Abstract
Background: Biomarker science in heart failure (HF) is advancing quickly in our ability to diagnosis and treat patients with this complex syndrome. Researchers are urged to not use single-marker strategies, but instead evaluate biomarkers in patterns to better understand their relationship to one another, as well as disease progression. Latent class mixture modeling allows researchers to determine novel associations between biomarkers.
Objective: The objectives of this study were to identify and compare latent classes of cardiovascular biomarkers among patients with moderate to advanced HF.
Methods: This was a cross-sectional study of 96 participants with moderate to advanced HF. Latent class mixture modeling was used to identify unique classes of biomarkers and their associations to sociodemographic and clinical variables.

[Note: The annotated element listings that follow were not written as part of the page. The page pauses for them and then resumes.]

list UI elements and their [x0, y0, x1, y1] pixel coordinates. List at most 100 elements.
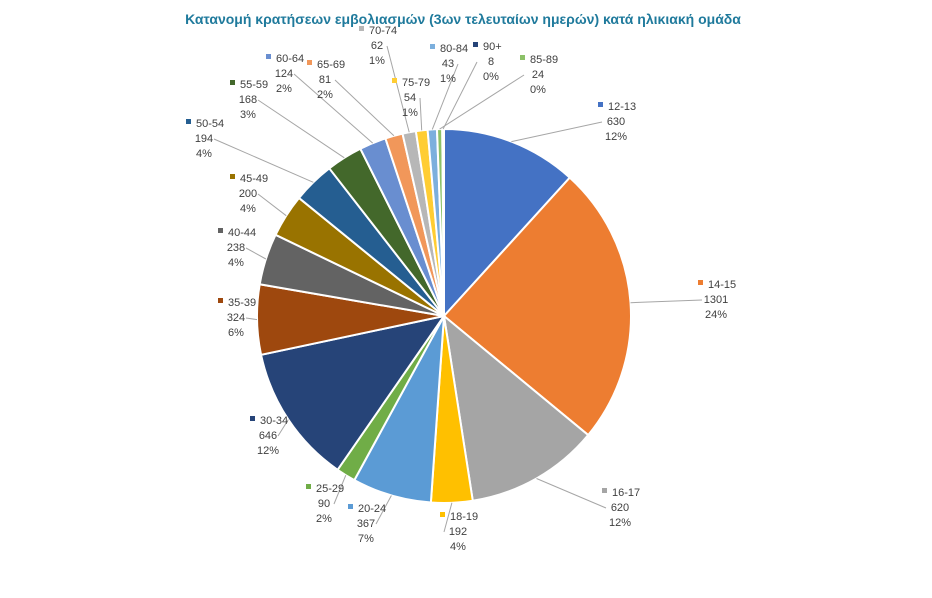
label-category: 12-13 [608, 101, 636, 113]
label-value: 200 [239, 188, 257, 200]
label-category: 18-19 [450, 511, 478, 523]
label-percent: 0% [483, 71, 499, 83]
label-value: 324 [227, 312, 245, 324]
data-label: 18-19 192 4% [440, 511, 478, 553]
legend-key [230, 80, 235, 85]
label-value: 43 [442, 58, 454, 70]
legend-key [440, 512, 445, 517]
leader-line [375, 495, 392, 525]
data-label: 35-39 324 6% [218, 297, 256, 339]
leader-line [442, 61, 478, 130]
pie-slice-30-34 [259, 314, 447, 472]
label-percent: 4% [196, 148, 212, 160]
label-value: 620 [611, 502, 629, 514]
label-percent: 1% [440, 73, 456, 85]
label-value: 1301 [704, 294, 728, 306]
data-label: 25-29 90 2% [306, 483, 344, 525]
label-value: 8 [488, 56, 494, 68]
data-label: 30-34 646 12% [250, 415, 288, 457]
label-category: 75-79 [402, 77, 430, 89]
leader-line [443, 502, 453, 533]
leader-line [293, 73, 374, 144]
label-category: 65-69 [317, 59, 345, 71]
data-label: 70-74 62 1% [359, 25, 397, 67]
legend-key [230, 174, 235, 179]
leader-line [536, 478, 607, 509]
pie-slices [256, 127, 632, 504]
label-category: 16-17 [612, 487, 640, 499]
data-label: 12-13 630 12% [598, 101, 636, 143]
pie-slice-14-15 [442, 176, 632, 437]
label-value: 194 [195, 133, 213, 145]
legend-key [307, 60, 312, 65]
label-category: 40-44 [228, 227, 256, 239]
legend-key [218, 298, 223, 303]
data-label: 55-59 168 3% [230, 79, 268, 121]
data-labels: 12-1363012%14-15130124%16-1762012%18-191… [186, 25, 736, 553]
data-label: 65-69 81 2% [307, 59, 345, 101]
label-percent: 24% [705, 309, 727, 321]
label-percent: 2% [317, 89, 333, 101]
label-value: 90 [318, 498, 330, 510]
label-category: 35-39 [228, 297, 256, 309]
label-category: 90+ [483, 41, 502, 53]
pie-slice-12-13 [443, 127, 572, 319]
label-value: 54 [404, 92, 416, 104]
leader-line [431, 63, 459, 130]
legend-key [218, 228, 223, 233]
label-category: 30-34 [260, 415, 288, 427]
label-value: 646 [259, 430, 277, 442]
data-label: 75-79 54 1% [392, 77, 430, 119]
label-percent: 4% [450, 541, 466, 553]
legend-key [359, 26, 364, 31]
data-label: 60-64 124 2% [266, 53, 304, 95]
label-category: 45-49 [240, 173, 268, 185]
label-percent: 1% [402, 107, 418, 119]
label-category: 85-89 [530, 54, 558, 66]
label-category: 25-29 [316, 483, 344, 495]
leader-lines [213, 45, 703, 533]
label-category: 70-74 [369, 25, 397, 37]
legend-key [598, 102, 603, 107]
label-category: 55-59 [240, 79, 268, 91]
data-label: 85-89 24 0% [520, 54, 558, 96]
label-value: 238 [227, 242, 245, 254]
data-label: 14-15 1301 24% [698, 279, 736, 321]
leader-line [511, 121, 603, 143]
label-value: 24 [532, 69, 544, 81]
label-category: 80-84 [440, 43, 468, 55]
label-value: 124 [275, 68, 293, 80]
label-value: 630 [607, 116, 625, 128]
data-label: 40-44 238 4% [218, 227, 256, 269]
label-percent: 12% [257, 445, 279, 457]
leader-line [333, 475, 347, 505]
leader-line [334, 79, 395, 137]
label-category: 14-15 [708, 279, 736, 291]
legend-key [266, 54, 271, 59]
data-label: 20-24 367 7% [348, 503, 386, 545]
label-percent: 6% [228, 327, 244, 339]
label-percent: 2% [316, 513, 332, 525]
leader-line [245, 317, 258, 321]
label-value: 62 [371, 40, 383, 52]
leader-line [257, 193, 287, 217]
legend-key [186, 119, 191, 124]
leader-line [386, 45, 410, 133]
leader-line [245, 247, 267, 260]
leader-line [419, 97, 423, 131]
legend-key [306, 484, 311, 489]
legend-key [602, 488, 607, 493]
leader-line [277, 419, 289, 437]
legend-key [520, 55, 525, 60]
legend-key [698, 280, 703, 285]
label-percent: 0% [530, 84, 546, 96]
label-percent: 4% [240, 203, 256, 215]
leader-line [213, 138, 314, 183]
data-label: 80-84 43 1% [430, 43, 468, 85]
label-percent: 1% [369, 55, 385, 67]
label-value: 367 [357, 518, 375, 530]
legend-key [430, 44, 435, 49]
legend-key [473, 42, 478, 47]
data-label: 45-49 200 4% [230, 173, 268, 215]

Results: The average age of the sample was 54 years, with most of the sample being men (77%) and having an average ejection fraction of 23%. Two unique classes of biomarkers were identified. Latent class 1 had higher levels of all biomarkers, whereas latent class 2 had lower levels. The higher biomarker class had, on average, more neurohormonal activation and fluid retention; however, the higher levels of biomarker class were not more likely to be diagnosed with advanced HF or have more comorbidities.
Conclusion: By identifying classes of biomarkers, providers may be better able to identify patients who are at risk of progressing into advanced HF quicker or those who are more likely to have more severe complications, such as fluid overload or renal disease.